No melhor estilo Kojima, praticamente tudo pode ser enviado a sua base via Fulton, de pessoas a equipamentos como morteiros, carros, tanques (embora você precise dar um upgrade nos balões) até animais. No começo do jogo, dá vontade de enviar tudo o que se vê pela frente - palavra de quem, em menos de duas horas, tinha três cachorros, cinco ratos, duas cabras e uma ovelha na própria base.
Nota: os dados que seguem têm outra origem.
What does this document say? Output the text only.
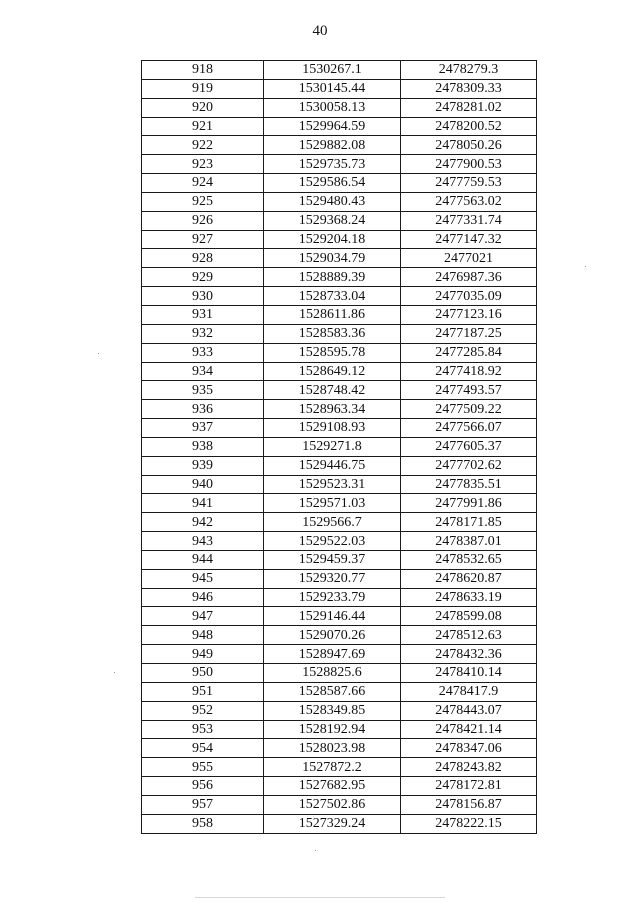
40
918	1530267.1	2478279.3
919	1530145.44	2478309.33
920	1530058.13	2478281.02
921	1529964.59	2478200.52
922	1529882.08	2478050.26
923	1529735.73	2477900.53
924	1529586.54	2477759.53
925	1529480.43	2477563.02
926	1529368.24	2477331.74
927	1529204.18	2477147.32
928	1529034.79	2477021
929	1528889.39	2476987.36
930	1528733.04	2477035.09
931	1528611.86	2477123.16
932	1528583.36	2477187.25
933	1528595.78	2477285.84
934	1528649.12	2477418.92
935	1528748.42	2477493.57
936	1528963.34	2477509.22
937	1529108.93	2477566.07
938	1529271.8	2477605.37
939	1529446.75	2477702.62
940	1529523.31	2477835.51
941	1529571.03	2477991.86
942	1529566.7	2478171.85
943	1529522.03	2478387.01
944	1529459.37	2478532.65
945	1529320.77	2478620.87
946	1529233.79	2478633.19
947	1529146.44	2478599.08
948	1529070.26	2478512.63
949	1528947.69	2478432.36
950	1528825.6	2478410.14
951	1528587.66	2478417.9
952	1528349.85	2478443.07
953	1528192.94	2478421.14
954	1528023.98	2478347.06
955	1527872.2	2478243.82
956	1527682.95	2478172.81
957	1527502.86	2478156.87
958	1527329.24	2478222.15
Os soldados têm habilidades especiais que os adequam melhor a cada equipe da base. Elas podem subir de nível e, com isso, você ganha habilidades melhores - por exemplo, um dos recrutas que capturei era intérprete de russo para inglês. Só depois de trazê-lo para a Mother Base pude entender o que os inimigos russos diziam, o que facillitou diversas missões minhas tempos depois.

Quanto mais soldados (e melhores) você recruta, melhor sua base fica, e, por consequência, Snake também fica mais bem equipado. Muitas das side ops são relacionadas à evolução da Mother Base, ressaltando ainda mais a sua importância dentro do game. O método de captura de soldados e equipamentos, claro, nem sempre funciona - seu sucesso depende se os inimigos estão em modo de alerta ou não, do tempo, entre outros fatores.

A combinação da divisão de missões (entre principais e secundárias) e a evolução da Mother Base é muito bem equilibrada. Quem pular as side ops terá muito mais dificuldade em avançar a história, mas tudo é integrado de forma tão eficiente que melhorar a sua base é tão divertido quanto saber o que acontece na trama. Isso é um alívio e uma lição em muitas produtoras que adoram estufar seus jogos de mundo aberto com dezenas de quests e colecionáveis inúteis (Assassin’s Creed, estou falando de você).

Fora os soldados, Snake também recebe a ajuda especial de um parceiro que o acompanha nas missões. Inicialmente, ele é apenas o cavalo D-Horse, mas outros são desbloqueados no decorrer da história. Durante a sessão, consegui liberar mais dois companheiros: o adorável cachorro/lobo DD e a personagem Quiet (cujo primeiro encontro com Snake no decorrer do jogo, inclusive, é um espetáculo).

Cada um ajuda Snake de uma forma diferente: DD fareja inimigos e itens à distância, enquanto a bela sniper pode matar alguns soldados e liberar seu caminho. Mas o jogo é bem equilibrado, de modo que as habilidades deles são complementares. Cada missão exige um tipo diferente de parceiro, garantindo um saudável revezamento e, novamente, a liberdade de escolha.

O vasto mundo aberto de Phantom Pain é prazeroso de jogar e também de se ver. A build mostrada pela Konami no evento parece bem próxima de uma versão finalizada do game e já indica que tanto tempo desenvolvendo a Fox Engine valeu à pena para a Kojima Productions, que pôde demonstrar todo o potencial do motor com ciclos de noite e dia distintos com uma das iluminações mais realistas que já vi.

O clima também é um espetáculo à parte. De tempestades de areia a chuvas constantes, o tempo pode mudar de forma imprevisivel, mudando o cenário não apenas graficamente, mas também dentro do jogo: tempestades e chuvas diminuem a sua visibilidade, mas diminuem suas chances de ser detectado pelos inimigos, que também não conseguem ver direito. A movimentação e animação dos modelos de Snake e dos soldados também está visivelmente mais refinada em relação a Ground Zeroes.

E tudo isso apareceu para mim apenas em uma fração do mapa. Saí de lá com o pressentimento de que mal comecei a explorar tudo o que os cenários do game tem a oferecer. Ao final da sessão, tivemos um último fato surpreendente. Joguei o game por 16h, divididas em duas sessões quase ininterruptas de oito horas por dia. Ao final, fomos orientados a voltar à tela principal, para checar o nosso progresso. Mesmo com tanta exploração, eu havia completado apenas 13% do jogo.

Metal Gear Solid V: The Phantom Pain chega em 1º de setembro para PlayStation 4PlayStation 3Xbox One Xbox 360 (a versão de PC chega no dia 15), e eu mal posso esperar para ver os 87% que faltam.